23:12:16 <bsmntbombdood> ...
23:12:51 * jix_ is in love
23:14:06 <bsmntbombdood> parsing is crazy
23:14:19 <jix_> love is crazy
23:16:19 <bsmntbombdood> At least parsing can be rationalized
23:16:35 <jix_> love can't
23:17:26 <bsmntbombdood> that was my point
23:17:37 <jix_> but i stole it
23:17:52 * jix_ is in love for the first time.....
23:19:19 <jix_> it's kind of strange
23:22:26 <Asztal> In love with anything in particular, or just generally in love?
23:22:51 <jix_> i love a girl
23:34:59 <GregorR> http://www.stileproject.com/hotty.html < This girl (don't click the link you sick bastards)
23:36:02 <jix_> i guess not that girl
23:36:47 * bsmntbombdood clicks
23:37:05 <bsmntbombdood> yay it's snowing more!
23:48:03 <jix_> and i am still in love.....
23:48:30 <bsmntbombdood> jix_: we know
23:48:38 <jix_> bsmntbombdood: yeah
23:48:43 <jix_> but i can't think of anything else
23:48:53 <bsmntbombdood> so go look in her window
23:49:17 <bsmntbombdood> put a camera in her shower or something
23:49:21 <GregorR> How about helping me improve Plof's array syntax.
23:49:26 <jix_> bsmntbombdood: she is on ski vacation
23:49:38 <jix_> bsmntbombdood: and i wouldn't do such things anyway....
23:49:54 <bsmntbombdood> GregorR: What's plogs's array syntax?
23:50:04 <jix_> bsmntbombdood: i love her.... i'm not searching porn or something..... there is a BIG difference
23:50:13 <bsmntbombdood> jix_: I know, i'm kidding
23:50:21 <GregorR> ... plogs ...
23:50:37 <bsmntbombdood> s/plogs/Plof/
23:50:40 <GregorR> bsmntbombdood: Basically awful, the only way to create an array is var foo = newarray(somecontent);
23:50:56 <jix_> php?
23:51:02 <bsmntbombdood> var foo = newarray(length); would be better
23:51:30 <GregorR> Except you can't create them as dynamically.
23:51:42 <bsmntbombdood> ?
23:51:43 <GregorR> Well, you can expand them dynamically.
23:51:55 <GregorR> You can't create them as dynamically as in PHP.

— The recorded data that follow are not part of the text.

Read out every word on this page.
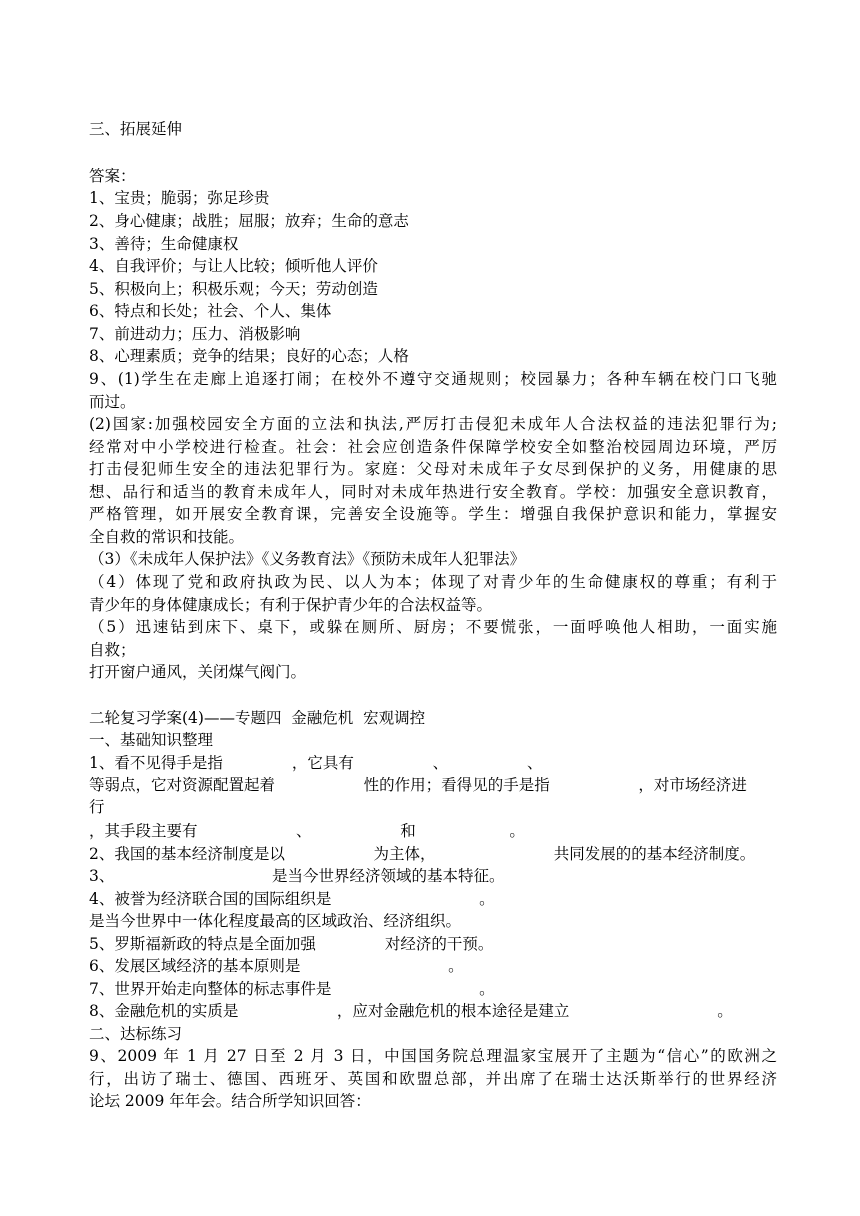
三、拓展延伸
答案：
1、宝贵；脆弱；弥足珍贵
2、身心健康；战胜；屈服；放弃；生命的意志
3、善待；生命健康权
4、自我评价；与让人比较；倾听他人评价
5、积极向上；积极乐观；今天；劳动创造
6、特点和长处；社会、个人、集体
7、前进动力；压力、消极影响
8、心理素质；竞争的结果；良好的心态；人格
9、(1)学生在走廊上追逐打闹；在校外不遵守交通规则；校园暴力；各种车辆在校门口飞驰
而过。
(2)国家:加强校园安全方面的立法和执法,严厉打击侵犯未成年人合法权益的违法犯罪行为;
经常对中小学校进行检查。社会：社会应创造条件保障学校安全如整治校园周边环境，严厉
打击侵犯师生安全的违法犯罪行为。家庭：父母对未成年子女尽到保护的义务，用健康的思
想、品行和适当的教育未成年人，同时对未成年热进行安全教育。学校：加强安全意识教育，
严格管理，如开展安全教育课，完善安全设施等。学生：增强自我保护意识和能力，掌握安
全自救的常识和技能。
（3）《未成年人保护法》《义务教育法》《预防未成年人犯罪法》
（4）体现了党和政府执政为民、以人为本；体现了对青少年的生命健康权的尊重；有利于
青少年的身体健康成长；有利于保护青少年的合法权益等。
（5）迅速钻到床下、桌下，或躲在厕所、厨房；不要慌张，一面呼唤他人相助，一面实施
自救；
打开窗户通风，关闭煤气阀门。
二轮复习学案(4)——专题四  金融危机  宏观调控
一、基础知识整理
1、看不见得手是指              ，它具有                、                、
等弱点，它对资源配置起着                  性的作用；看得见的手是指                  ，对市场经济进
行
，其手段主要有                    、                  和                   。
2、我国的基本经济制度是以                  为主体，                        共同发展的的基本经济制度。
3、                                是当今世界经济领域的基本特征。
4、被誉为经济联合国的国际组织是                              。
是当今世界中一体化程度最高的区域政治、经济组织。
5、罗斯福新政的特点是全面加强              对经济的干预。
6、发展区域经济的基本原则是                              。
7、世界开始走向整体的标志事件是                              。
8、金融危机的实质是                    ，应对金融危机的根本途径是建立                              。
二、达标练习
9、2009 年 1 月 27 日至 2 月 3 日，中国国务院总理温家宝展开了主题为“信心”的欧洲之
行，出访了瑞士、德国、西班牙、英国和欧盟总部，并出席了在瑞士达沃斯举行的世界经济
论坛 2009 年年会。结合所学知识回答：
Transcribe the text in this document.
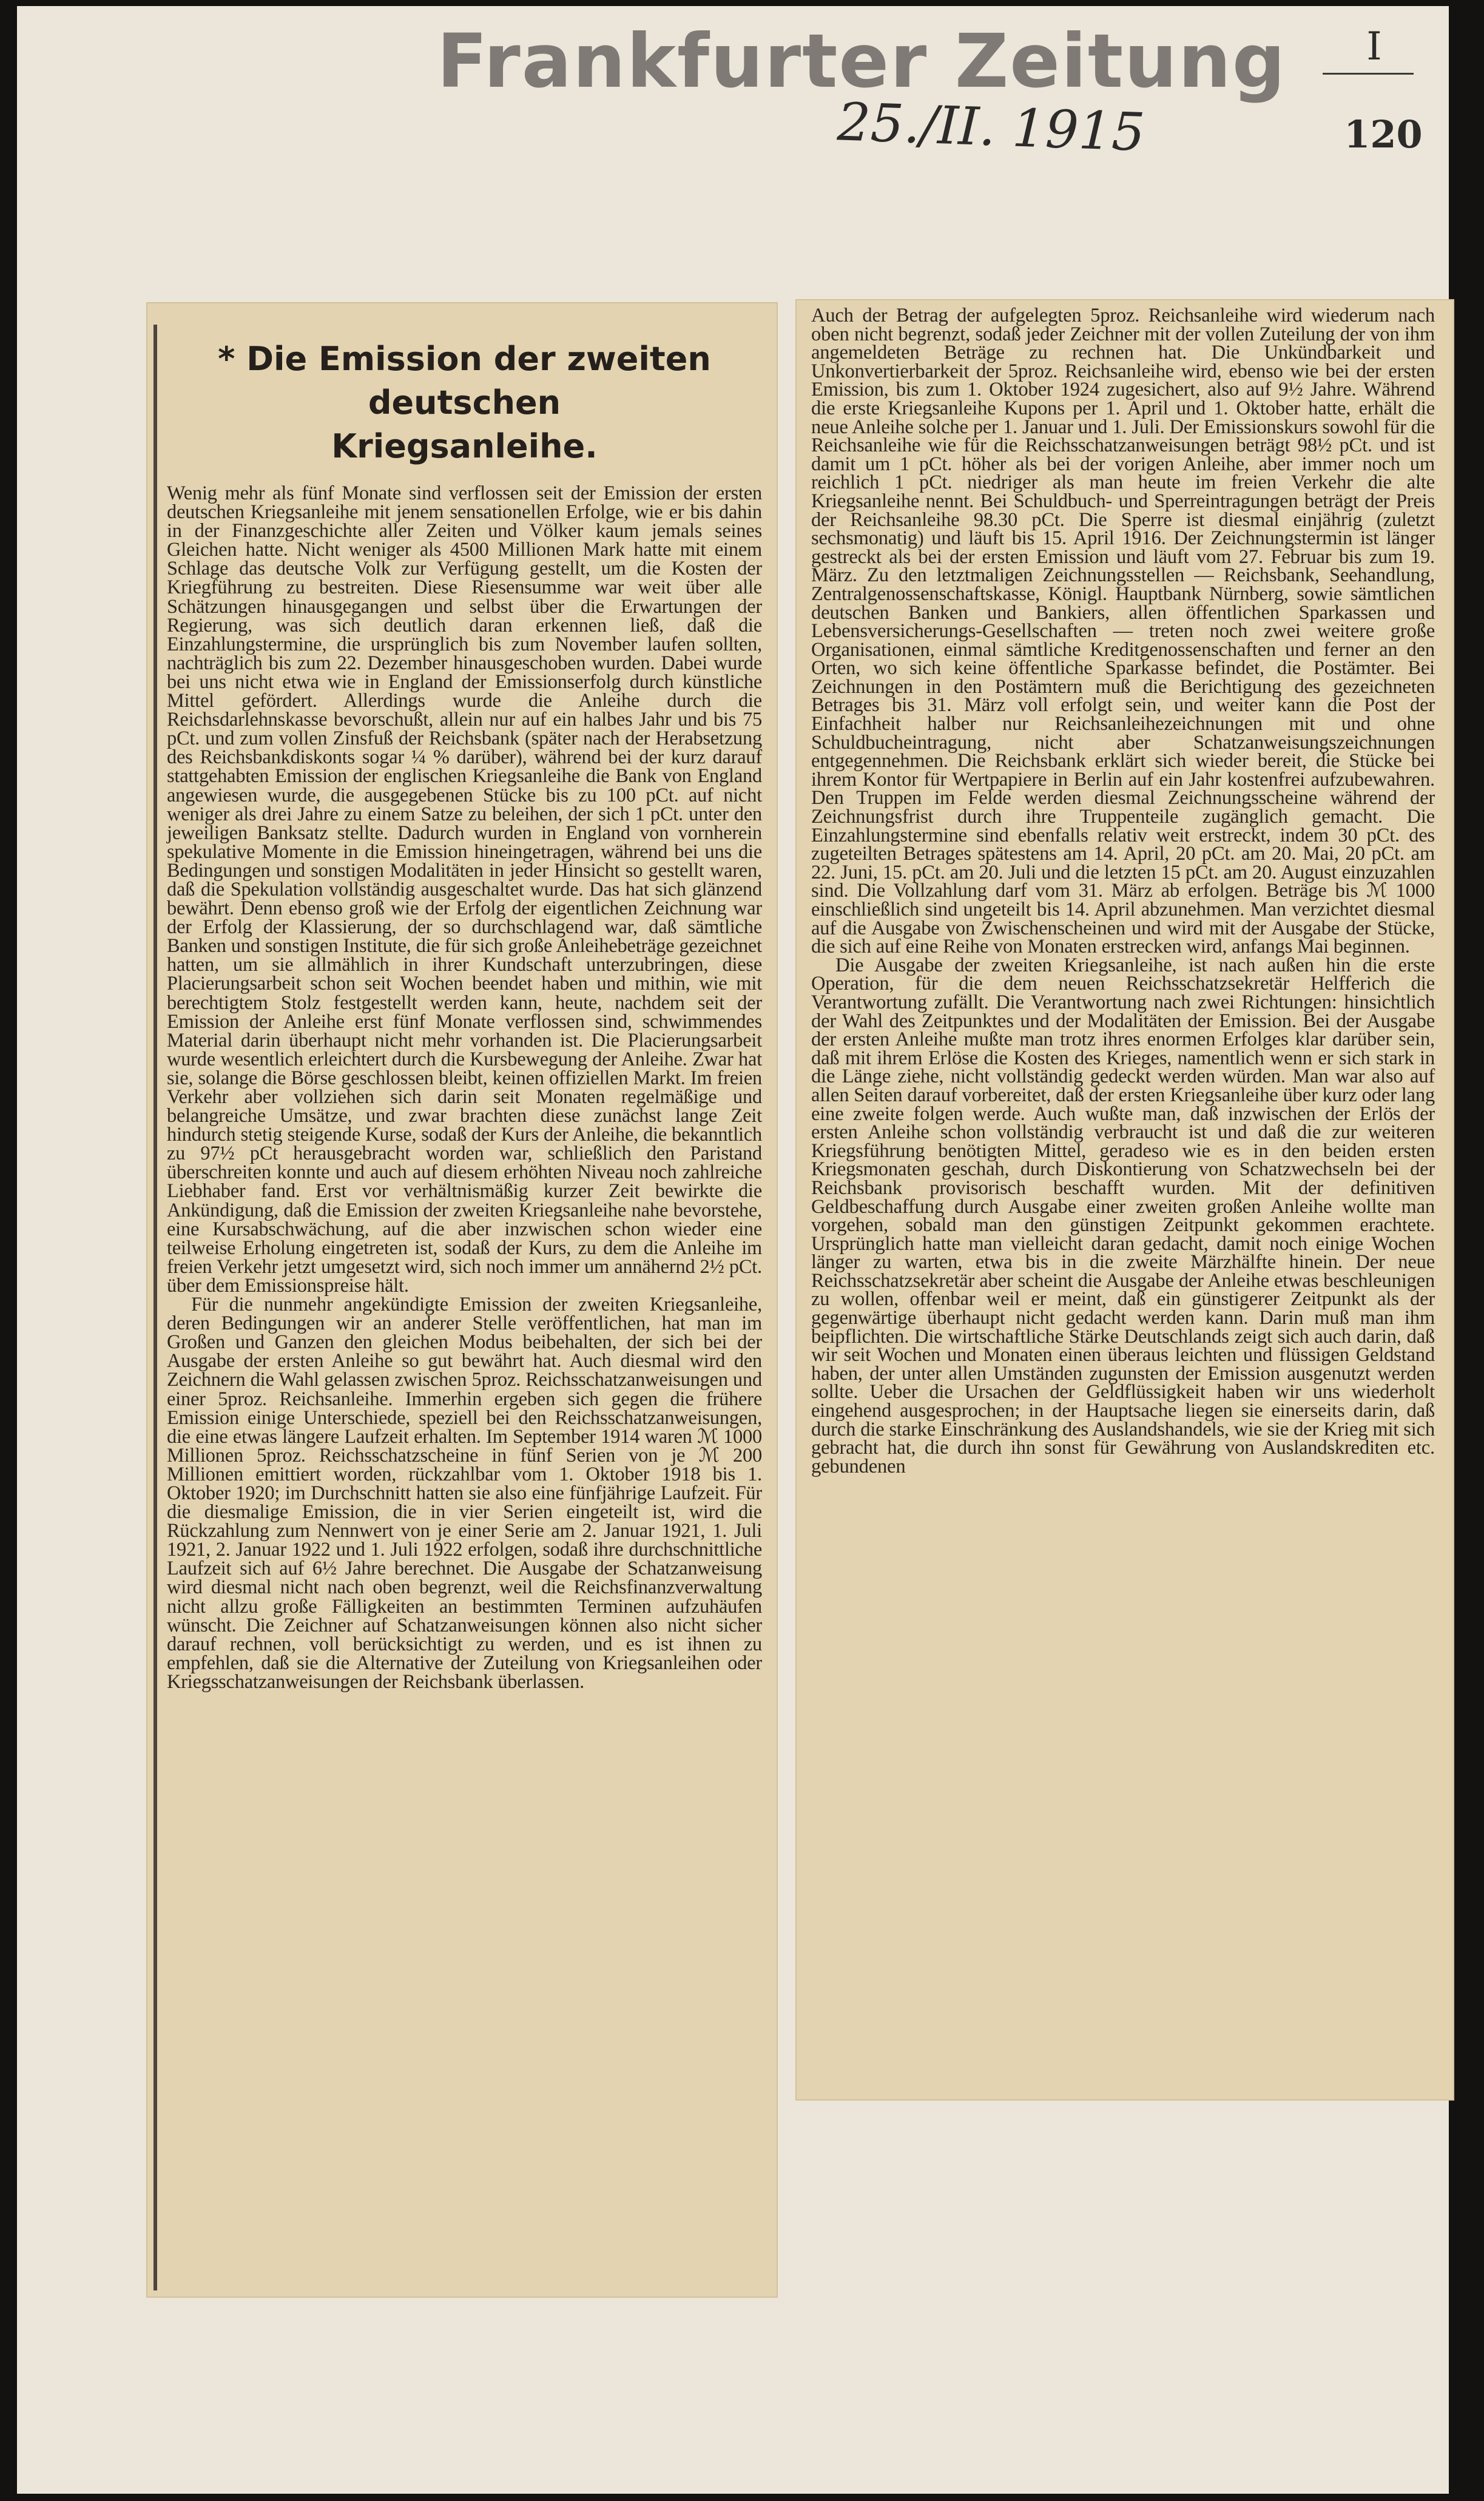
Frankfurter Zeitung
25./II. 1915
I
120
* Die Emission der zweiten deutschen
Kriegsanleihe.

Wenig mehr als fünf Monate sind verflossen seit der Emission der ersten deutschen Kriegsanleihe mit jenem sensationellen Erfolge, wie er bis dahin in der Finanzgeschichte aller Zeiten und Völker kaum jemals seines Gleichen hatte. Nicht weniger als 4500 Millionen Mark hatte mit einem Schlage das deutsche Volk zur Verfügung gestellt, um die Kosten der Kriegführung zu bestreiten. Diese Riesensumme war weit über alle Schätzungen hinausgegangen und selbst über die Erwartungen der Regierung, was sich deutlich daran erkennen ließ, daß die Einzahlungstermine, die ursprünglich bis zum November laufen sollten, nachträglich bis zum 22. Dezember hinausgeschoben wurden. Dabei wurde bei uns nicht etwa wie in England der Emissionserfolg durch künstliche Mittel gefördert. Allerdings wurde die Anleihe durch die Reichsdarlehnskasse bevorschußt, allein nur auf ein halbes Jahr und bis 75 pCt. und zum vollen Zinsfuß der Reichsbank (später nach der Herabsetzung des Reichsbankdiskonts sogar ¼ % darüber), während bei der kurz darauf stattgehabten Emission der englischen Kriegsanleihe die Bank von England angewiesen wurde, die ausgegebenen Stücke bis zu 100 pCt. auf nicht weniger als drei Jahre zu einem Satze zu beleihen, der sich 1 pCt. unter den jeweiligen Banksatz stellte. Dadurch wurden in England von vornherein spekulative Momente in die Emission hineingetragen, während bei uns die Bedingungen und sonstigen Modalitäten in jeder Hinsicht so gestellt waren, daß die Spekulation vollständig ausgeschaltet wurde. Das hat sich glänzend bewährt. Denn ebenso groß wie der Erfolg der eigentlichen Zeichnung war der Erfolg der Klassierung, der so durchschlagend war, daß sämtliche Banken und sonstigen Institute, die für sich große Anleihebeträge gezeichnet hatten, um sie allmählich in ihrer Kundschaft unterzubringen, diese Placierungsarbeit schon seit Wochen beendet haben und mithin, wie mit berechtigtem Stolz festgestellt werden kann, heute, nachdem seit der Emission der Anleihe erst fünf Monate verflossen sind, schwimmendes Material darin überhaupt nicht mehr vorhanden ist. Die Placierungsarbeit wurde wesentlich erleichtert durch die Kursbewegung der Anleihe. Zwar hat sie, solange die Börse geschlossen bleibt, keinen offiziellen Markt. Im freien Verkehr aber vollziehen sich darin seit Monaten regelmäßige und belangreiche Umsätze, und zwar brachten diese zunächst lange Zeit hindurch stetig steigende Kurse, sodaß der Kurs der Anleihe, die bekanntlich zu 97½ pCt herausgebracht worden war, schließlich den Paristand überschreiten konnte und auch auf diesem erhöhten Niveau noch zahlreiche Liebhaber fand. Erst vor verhältnismäßig kurzer Zeit bewirkte die Ankündigung, daß die Emission der zweiten Kriegsanleihe nahe bevorstehe, eine Kursabschwächung, auf die aber inzwischen schon wieder eine teilweise Erholung eingetreten ist, sodaß der Kurs, zu dem die Anleihe im freien Verkehr jetzt umgesetzt wird, sich noch immer um annähernd 2½ pCt. über dem Emissionspreise hält.

Für die nunmehr angekündigte Emission der zweiten Kriegsanleihe, deren Bedingungen wir an anderer Stelle veröffentlichen, hat man im Großen und Ganzen den gleichen Modus beibehalten, der sich bei der Ausgabe der ersten Anleihe so gut bewährt hat. Auch diesmal wird den Zeichnern die Wahl gelassen zwischen 5proz. Reichsschatzanweisungen und einer 5proz. Reichsanleihe. Immerhin ergeben sich gegen die frühere Emission einige Unterschiede, speziell bei den Reichsschatzanweisungen, die eine etwas längere Laufzeit erhalten. Im September 1914 waren ℳ 1000 Millionen 5proz. Reichsschatzscheine in fünf Serien von je ℳ 200 Millionen emittiert worden, rückzahlbar vom 1. Oktober 1918 bis 1. Oktober 1920; im Durchschnitt hatten sie also eine fünfjährige Laufzeit. Für die diesmalige Emission, die in vier Serien eingeteilt ist, wird die Rückzahlung zum Nennwert von je einer Serie am 2. Januar 1921, 1. Juli 1921, 2. Januar 1922 und 1. Juli 1922 erfolgen, sodaß ihre durchschnittliche Laufzeit sich auf 6½ Jahre berechnet. Die Ausgabe der Schatzanweisung wird diesmal nicht nach oben begrenzt, weil die Reichsfinanzverwaltung nicht allzu große Fälligkeiten an bestimmten Terminen aufzuhäufen wünscht. Die Zeichner auf Schatzanweisungen können also nicht sicher darauf rechnen, voll berücksichtigt zu werden, und es ist ihnen zu empfehlen, daß sie die Alternative der Zuteilung von Kriegsanleihen oder Kriegsschatzanweisungen der Reichsbank überlassen.

Auch der Betrag der aufgelegten 5proz. Reichsanleihe wird wiederum nach oben nicht begrenzt, sodaß jeder Zeichner mit der vollen Zuteilung der von ihm angemeldeten Beträge zu rechnen hat. Die Unkündbarkeit und Unkonvertierbarkeit der 5proz. Reichsanleihe wird, ebenso wie bei der ersten Emission, bis zum 1. Oktober 1924 zugesichert, also auf 9½ Jahre. Während die erste Kriegsanleihe Kupons per 1. April und 1. Oktober hatte, erhält die neue Anleihe solche per 1. Januar und 1. Juli. Der Emissionskurs sowohl für die Reichsanleihe wie für die Reichsschatzanweisungen beträgt 98½ pCt. und ist damit um 1 pCt. höher als bei der vorigen Anleihe, aber immer noch um reichlich 1 pCt. niedriger als man heute im freien Verkehr die alte Kriegsanleihe nennt. Bei Schuldbuch- und Sperreintragungen beträgt der Preis der Reichsanleihe 98.30 pCt. Die Sperre ist diesmal einjährig (zuletzt sechsmonatig) und läuft bis 15. April 1916. Der Zeichnungstermin ist länger gestreckt als bei der ersten Emission und läuft vom 27. Februar bis zum 19. März. Zu den letztmaligen Zeichnungsstellen — Reichsbank, Seehandlung, Zentralgenossenschaftskasse, Königl. Hauptbank Nürnberg, sowie sämtlichen deutschen Banken und Bankiers, allen öffentlichen Sparkassen und Lebensversicherungs-Gesellschaften — treten noch zwei weitere große Organisationen, einmal sämtliche Kreditgenossenschaften und ferner an den Orten, wo sich keine öffentliche Sparkasse befindet, die Postämter. Bei Zeichnungen in den Postämtern muß die Berichtigung des gezeichneten Betrages bis 31. März voll erfolgt sein, und weiter kann die Post der Einfachheit halber nur Reichsanleihezeichnungen mit und ohne Schuldbucheintragung, nicht aber Schatzanweisungszeichnungen entgegennehmen. Die Reichsbank erklärt sich wieder bereit, die Stücke bei ihrem Kontor für Wertpapiere in Berlin auf ein Jahr kostenfrei aufzubewahren. Den Truppen im Felde werden diesmal Zeichnungsscheine während der Zeichnungsfrist durch ihre Truppenteile zugänglich gemacht. Die Einzahlungstermine sind ebenfalls relativ weit erstreckt, indem 30 pCt. des zugeteilten Betrages spätestens am 14. April, 20 pCt. am 20. Mai, 20 pCt. am 22. Juni, 15. pCt. am 20. Juli und die letzten 15 pCt. am 20. August einzuzahlen sind. Die Vollzahlung darf vom 31. März ab erfolgen. Beträge bis ℳ 1000 einschließlich sind ungeteilt bis 14. April abzunehmen. Man verzichtet diesmal auf die Ausgabe von Zwischenscheinen und wird mit der Ausgabe der Stücke, die sich auf eine Reihe von Monaten erstrecken wird, anfangs Mai beginnen.

Die Ausgabe der zweiten Kriegsanleihe, ist nach außen hin die erste Operation, für die dem neuen Reichsschatzsekretär Helfferich die Verantwortung zufällt. Die Verantwortung nach zwei Richtungen: hinsichtlich der Wahl des Zeitpunktes und der Modalitäten der Emission. Bei der Ausgabe der ersten Anleihe mußte man trotz ihres enormen Erfolges klar darüber sein, daß mit ihrem Erlöse die Kosten des Krieges, namentlich wenn er sich stark in die Länge ziehe, nicht vollständig gedeckt werden würden. Man war also auf allen Seiten darauf vorbereitet, daß der ersten Kriegsanleihe über kurz oder lang eine zweite folgen werde. Auch wußte man, daß inzwischen der Erlös der ersten Anleihe schon vollständig verbraucht ist und daß die zur weiteren Kriegsführung benötigten Mittel, geradeso wie es in den beiden ersten Kriegsmonaten geschah, durch Diskontierung von Schatzwechseln bei der Reichsbank provisorisch beschafft wurden. Mit der definitiven Geldbeschaffung durch Ausgabe einer zweiten großen Anleihe wollte man vorgehen, sobald man den günstigen Zeitpunkt gekommen erachtete. Ursprünglich hatte man vielleicht daran gedacht, damit noch einige Wochen länger zu warten, etwa bis in die zweite Märzhälfte hinein. Der neue Reichsschatzsekretär aber scheint die Ausgabe der Anleihe etwas beschleunigen zu wollen, offenbar weil er meint, daß ein günstigerer Zeitpunkt als der gegenwärtige überhaupt nicht gedacht werden kann. Darin muß man ihm beipflichten. Die wirtschaftliche Stärke Deutschlands zeigt sich auch darin, daß wir seit Wochen und Monaten einen überaus leichten und flüssigen Geldstand haben, der unter allen Umständen zugunsten der Emission ausgenutzt werden sollte. Ueber die Ursachen der Geldflüssigkeit haben wir uns wiederholt eingehend ausgesprochen; in der Hauptsache liegen sie einerseits darin, daß durch die starke Einschränkung des Auslandshandels, wie sie der Krieg mit sich gebracht hat, die durch ihn sonst für Gewährung von Auslandskrediten etc. gebundenen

23:51:58 <jix_> stupid ski vacation.....
23:52:05 <GregorR> Argh, CGI:IRC == lag a l'extreme
23:52:18 <bsmntbombdood> What do you mean create then dynamically?
23:53:09 <GregorR> Well, in PHP, IIRC, you can do things like:
23:53:13 <GregorR> $foo[3] = 7;
23:53:16 <jix_> like when she was here i didn't know what to do...
23:53:19 <GregorR> And then $foo will magically be an array
23:53:20 <jix_> now i know i can't do anything
23:53:24 <jix_> which is much worse
23:54:02 <bsmntbombdood> jix_: #heartsick
23:54:32 <jix_> doesn't exist
23:54:46 <GregorR> #pathetic
23:55:07 <jix_> pff you are mean
23:55:12 <bsmntbombdood> GregorR: So, you have to declare them like any other variable in plof...
23:55:18 <GregorR> And?
23:55:19 <bsmntbombdood> Why is that bad?
23:55:34 <GregorR> bsmntbombdood: Yeah, I guess they're not as bad as I think XD
23:55:49 <GregorR> Idonno, I guess in my head it was worse than it actually is :P
23:56:25 <jix_> were you never in love?